汚レ唄




バカみたい。


なんで蒼にときめいたんだろ。


本当、バカみたいじゃん。




「じゃあ、宿題がはかどるように歌、歌ってよ」


蒼は真っ直ぐ、コチラを射抜くように見ていた。


蒼も気付いたんだろうな。


歌うのが怖くなってるってことに。


歌おうとしたら、喉の奥が張り付いたようになって歌えなくなる。


オリジナル曲を作ってからストリートライブしようかなって蒼には言ったけど、本当は歌えないからだった。

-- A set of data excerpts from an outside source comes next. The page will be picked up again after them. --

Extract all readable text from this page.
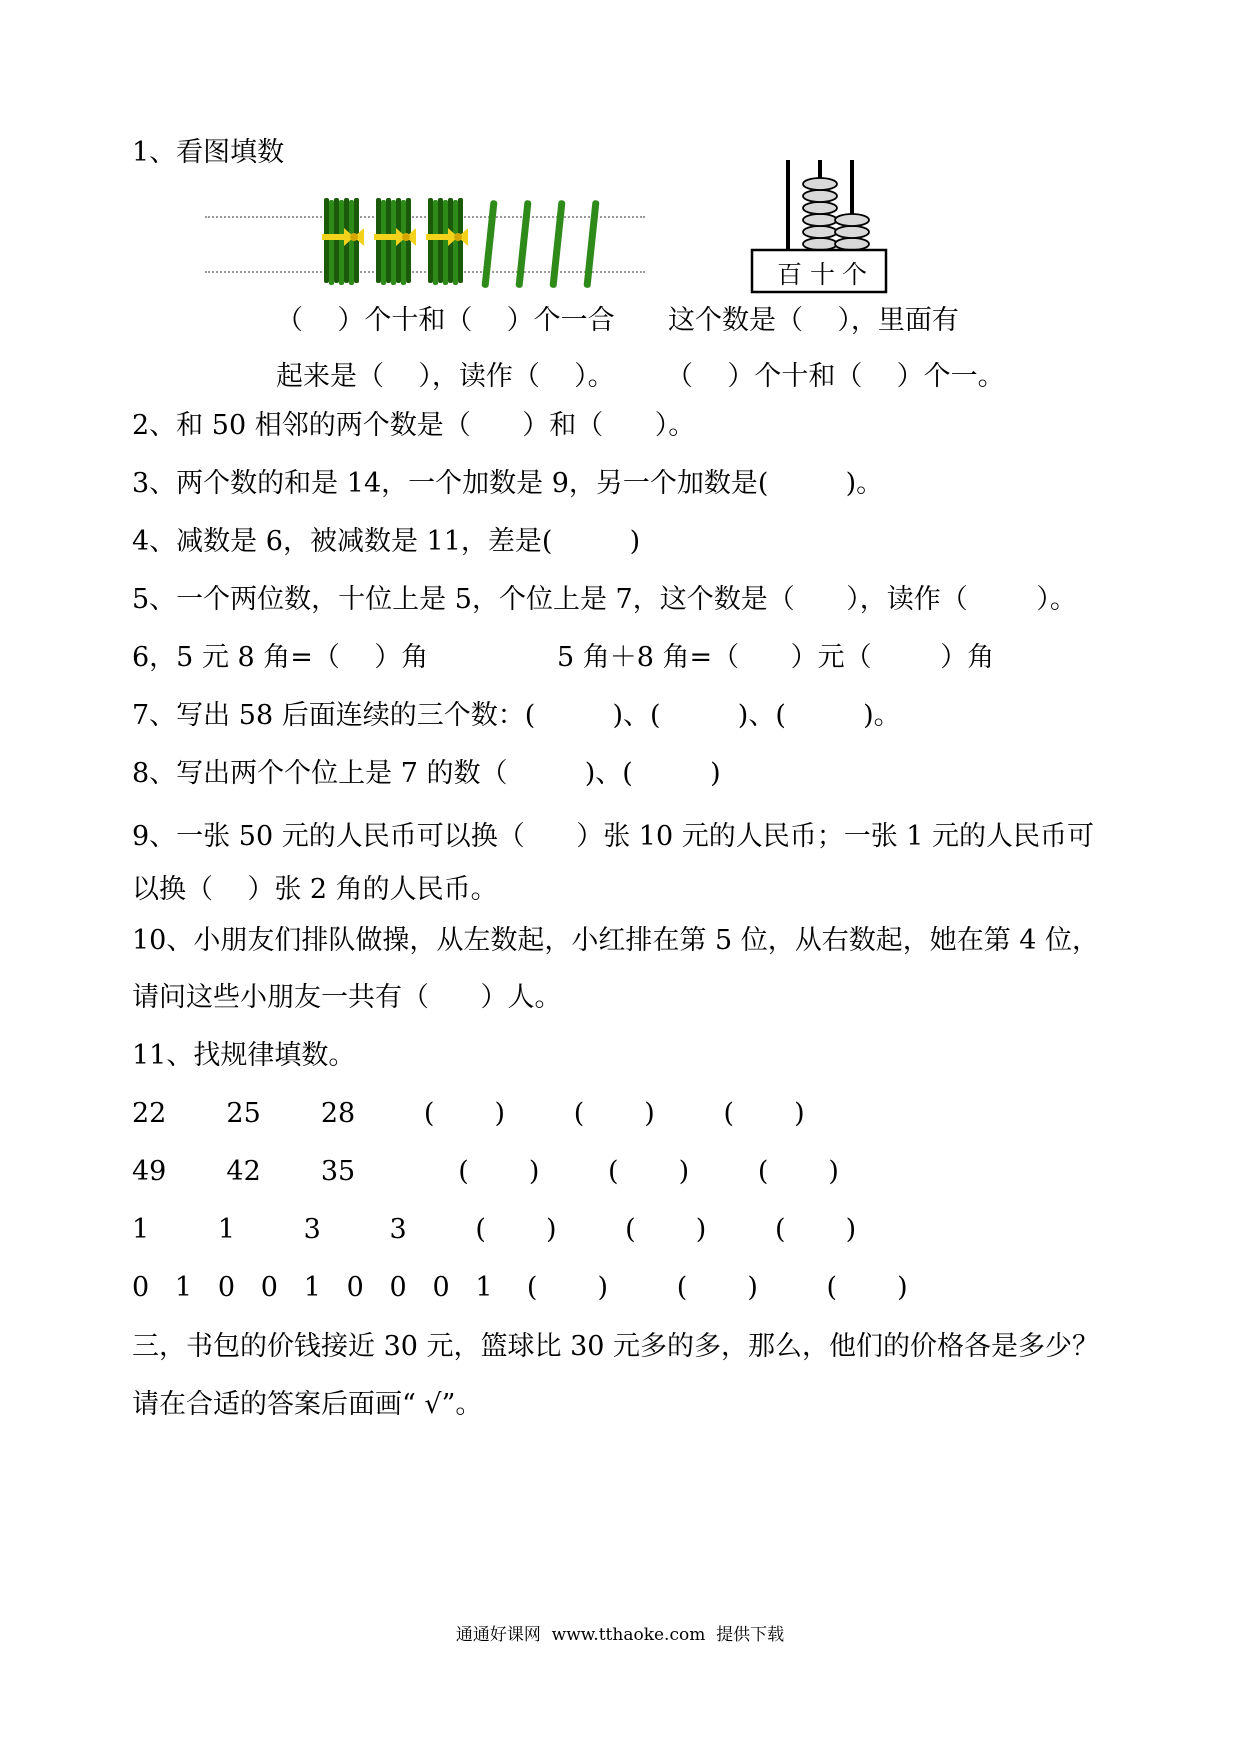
1、看图填数
百 十 个
（    ）个十和（    ）个一合 这个数是（    ），里面有
起来是（    ），读作（    ）。 （    ）个十和（    ）个一。
2、和 50 相邻的两个数是（      ）和（      ）。
3、两个数的和是 14，一个加数是 9，另一个加数是(         )。
4、减数是 6，被减数是 11，差是(         )
5、一个两位数，十位上是 5，个位上是 7，这个数是（      ），读作（        ）。
6，5 元 8 角=（    ）角               5 角＋8 角=（      ）元（        ）角
7、写出 58 后面连续的三个数：(         )、(         )、(         )。
8、写出两个个位上是 7 的数（         )、(         )
9、一张 50 元的人民币可以换（      ）张 10 元的人民币；一张 1 元的人民币可
以换（    ）张 2 角的人民币。
10、小朋友们排队做操，从左数起，小红排在第 5 位，从右数起，她在第 4 位，
请问这些小朋友一共有（      ）人。
11、找规律填数。
22       25       28        (       )        (       )        (       )
49       42       35            (       )        (       )        (       )
1        1        3        3        (       )        (       )        (       )
0   1   0   0   1   0   0   0   1    (       )        (       )        (       )
三，书包的价钱接近 30 元，篮球比 30 元多的多，那么，他们的价格各是多少？
请在合适的答案后面画“ √”。
通通好课网  www.tthaoke.com  提供下载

「っていうか、歌ったら逆に勉強の妨げになるんじゃない?」

努めて冷静に。

普段通りに返事をする。




「全然?むしろ俺、音楽聴きながらじゃないと勉強はかどんないし」

「じゃあ、コンポで聞きなよ」


「麻緋の声はCDにもMDにもなってないじゃん」

「私の歌じゃなくてもいいんじゃない?」


「麻緋がいいの」

「無茶いわないで」

「なんで無茶なの?」

「とにかく歌わないんだから、さっさと自力で終わらせなさい」



ちぇ〜っと蒼はアイスを食べ終わり、立ち上がった。




「なんか悩んでるんだったら、歌ったほうが麻緋らしいと思うぞ?」

「は?」




歌えないことが悩みなんだよ。

それから、あんたの一言でも悩んでんだよ、こっちは。



蒼はそのまま何処かへ行ってしまった。


多分、自分の部屋に戻ったんだろうけど。